For the past two decades, Greg Hatch has organized multiple Maranatha mission trips each year. At first, his groups were mostly made up of fellow members of the West Houston Seventh-day Adventist Church in Texas. Then, volunteer Gino Wolff moved to Atlanta, Georgia, and Hatch figured he’d lost a key leader. Instead, Wolff started recruiting volunteers for the group from his new community. Over the years, the group’s makeup slowly shifted to the point that in 2019, the majority of Hatch’s volunteers were not coming from the West Houston Church. There were volunteers coming from more than 15 states, and even from three other countries. He couldn’t call these projects “West Houston Church” mission trips any longer.

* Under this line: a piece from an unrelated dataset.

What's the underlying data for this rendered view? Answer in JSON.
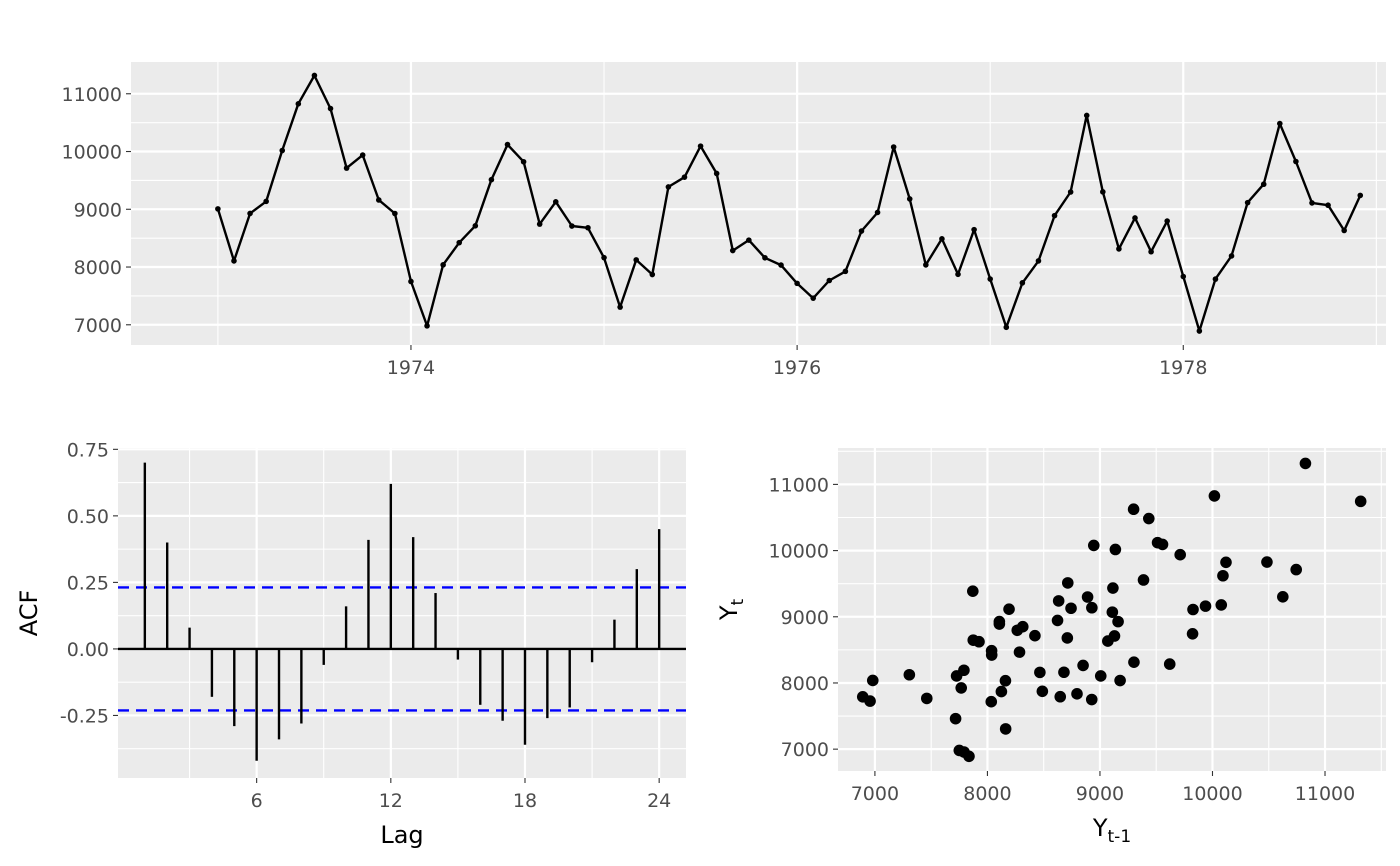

They decided on a new name: “Mission IS Possible.”

The group’s most recent mission trip was to Peru, where 34 volunteers raised the block walls of the Los Milagros Seventh-day Adventist Church, outside the capital city of Lima. The project was a special return trip for a number of Hatch’s volunteers, whose first mission experiences with Maranatha were in Peru in 2005. For eight others, this most recent project was their first Maranatha mission trip ever. Besides laying block at Los Milagros, the group helped to construct a retaining wall at the front of the church and pour cement sidewalks around the building.

Beyond construction, volunteers put on dental and vision clinics, seeing around 100 dental patients and handing out 120 pairs of eyeglasses. They led children’s programs in the community as well, with up to 30 kids attending each day.

The Los Milagros congregation has been looking forward to this project coming to fruition for a long time. They were originally set to receive a Maranatha church in 2020, but after COVID shut down Peru, they were forced to wait. With conditions now improved, volunteer groups like “Mission IS Possible” have returned, and Los Milagros has a brand new church home.

“During the dedication [ceremony] they were emotional,” said Hatch. “They had been praying for this for years. They didn’t lose faith, and they were so grateful…It was a watershed moment for that church.”

From 2004-2006, more than 3,000 Maranatha volunteers landed in Peru, constructing nearly 100 churches and schools. In 2019, Maranatha returned to Peru at the request of the Adventist Church in South America. After several volunteer groups served through early 2020, the work was halted when the COVID-19 pandemic locked the country down in March of that year. Maranatha’s in-country crew and volunteers have since resumed the work as conditions have improved.